Imagine that you are planning a romantic picnic. (Okay, first imagine you have no children, then imagine the picnic. :) You have packed your picnic basket full of goodies. Gotten together a blanket, some wine and a nice relaxing playlist for your MP3. Everything you will need for a beautiful picnic together in the park. You arrive at the picnic location the sky is a beautiful shade of pale blue, the sun is bright and warm, the perfect day for a picnic. As you unpack and set up your amazing spread, you complement yourself on your fantastic job, you really are quite the culinary genius. You suddenly realize you have no utensils. What do you do? Use your hand? Improvise with sticks? Run down to 7/11 and pick up some plastic wear.
Tools are something we take for granted until suddenly we need them. What then? The same can be said for having a tool and then getting a "new and improved" version. How did we ever survive without the rotary cutter? Use scissors! Well, last week I ran into just such a circumstance, minus the romantic picnic.
I have lots of quilting supplies. I have tons of rulers, needles, scissors, measuring tapes and pins. Pins! I go through them like mad. I sew with them in my fabric. I know that is supposed to be dangerous, bad for your machine and all. It is how I learned to sew. Since I started sewing with garments, I pin. And pin and pin.
When we moved here from El Paso, TX I thought I had brought with me all of the quilting tools I needed, the rest I put in storage. (silly me.) What I found I needed more of was pins. Who knows where they all go? Kind oflike socks that way. I purchased pins at the local Wal-mart and have been using the same batch ever since. Several years ago I was at Tuesday Morning when I found a box of glass headed pins. There were 200 of them that came in a cute little tin for 3$. I brought them home and set them aside for when I should need them. And promptly forgot about them.
In my spring cleaning, fabric organizing, re-arranging mood I stumbled upon them last week and decided to open the box. My pins were getting low and I had a few crooked pins that needed tossed. I usually throw the bent ones out immediately, but somehow I always manage to find one more bent pin in my pin cushion.
I was working on the Simply Woven quilt pattern, which requires pinning to keep the rows and columns in alignment.
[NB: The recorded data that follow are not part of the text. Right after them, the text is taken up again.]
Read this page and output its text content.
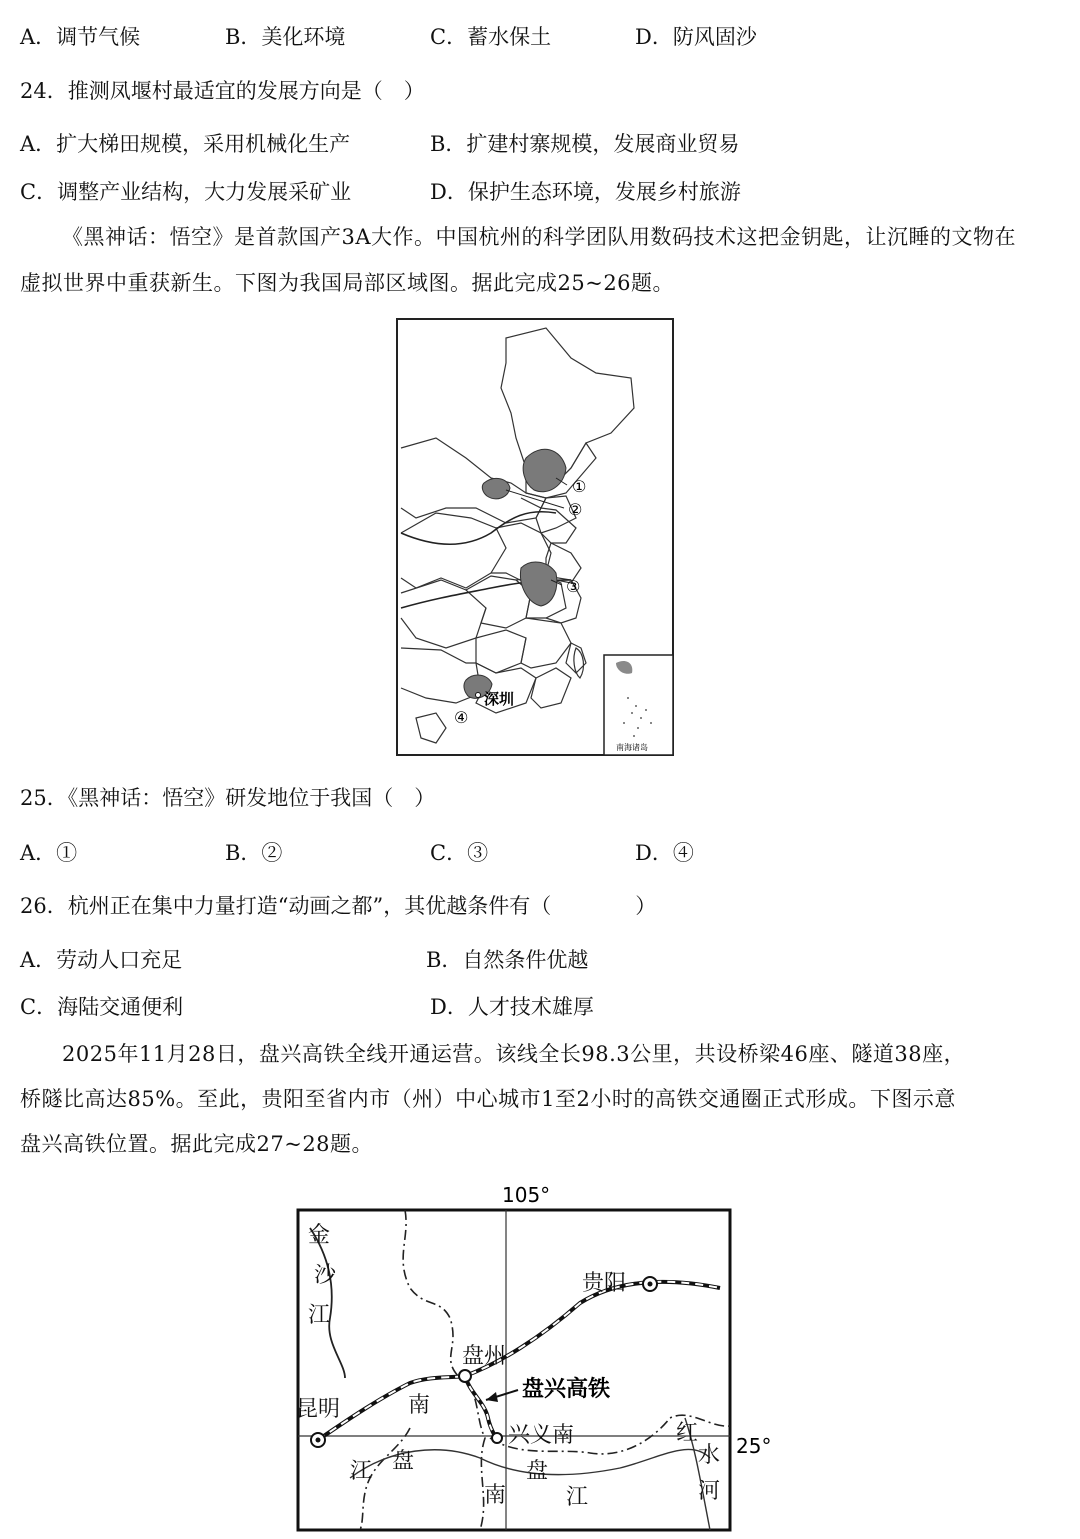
A．调节气候	B．美化环境	C．蓄水保土	D．防风固沙
24．推测凤堰村最适宜的发展方向是（　）
A．扩大梯田规模，采用机械化生产	B．扩建村寨规模，发展商业贸易
C．调整产业结构，大力发展采矿业	D．保护生态环境，发展乡村旅游
《黑神话：悟空》是首款国产3A大作。中国杭州的科学团队用数码技术这把金钥匙，让沉睡的文物在
虚拟世界中重获新生。下图为我国局部区域图。据此完成25~26题。
①
②
③
深圳
④
南海诸岛
25．《黑神话：悟空》研发地位于我国（　）
A．①	B．②	C．③	D．④
26．杭州正在集中力量打造“动画之都”，其优越条件有（　　　　）
A．劳动人口充足	B．自然条件优越
C．海陆交通便利	D．人才技术雄厚
2025年11月28日，盘兴高铁全线开通运营。该线全长98.3公里，共设桥梁46座、隧道38座，
桥隧比高达85%。至此，贵阳至省内市（州）中心城市1至2小时的高铁交通圈正式形成。下图示意
盘兴高铁位置。据此完成27~28题。
105°
25°
金
沙
江
贵阳
盘州
昆明
兴义南
南
盘
江
南
盘
江
红
水
河
盘兴高铁
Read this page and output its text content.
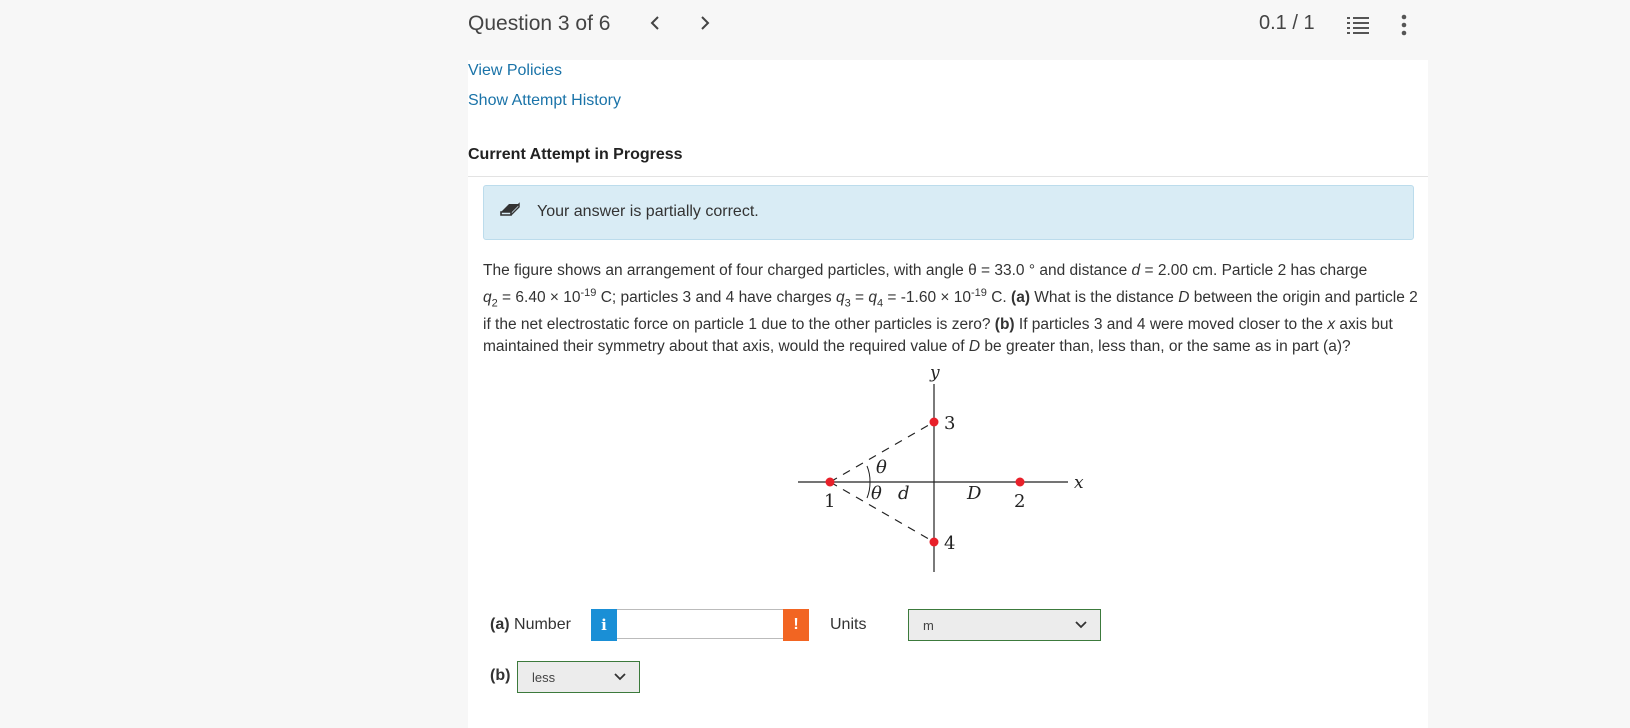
Question 3 of 6	0.1 / 1
View Policies
Show Attempt History
Current Attempt in Progress
Your answer is partially correct.
The figure shows an arrangement of four charged particles, with angle θ = 33.0 ° and distance d = 2.00 cm. Particle 2 has charge
$q_2 = 6.40 \times 10^{-19}$ C; particles 3 and 4 have charges $q_3 = q_4 = -1.60 \times 10^{-19}$ C. (a) What is the distance D between the origin and particle 2 if the net electrostatic force on particle 1 due to the other particles is zero? (b) If particles 3 and 4 were moved closer to the x axis but maintained their symmetry about that axis, would the required value of D be greater than, less than, or the same as in part (a)?
y
x
θ
θ d	D
1	2
3
4
(a) Number	i	!	Units	m
(b) less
I reached for a pin and picked up one of the 'new' pins I had just pulled out. The first thing I noticed was how much smaller the pin was than the older pins. Not the length, but the width or diameter. As I slid the pin into the fabric I noticed that these pins were much sharper than the ones I had been using. WoW! What a difference. I imagine that pins like needles come in sharps and ball points. I have no clue what the original pins were classified as but now they are definitely 'dulls'. I suppose, like needles pins also loose their sharp point. This is something I have never considered before. As quilters, sewers or crafters how often do you need to replace your pins? Ever? Do pins go Bad? Sounds like a bad reality series,.."When good pins go bad!"
The new pins also stayed put when I used them. With the older pins I often have pins that will slide out of one or both sides, scattering themselves randomly all over the sewing room. Is this a sign that the pins need replaced? or that the wrong pin is being used? I don't know but I believe as another tool in my proverbial tool belt, I need to be doing an investigation.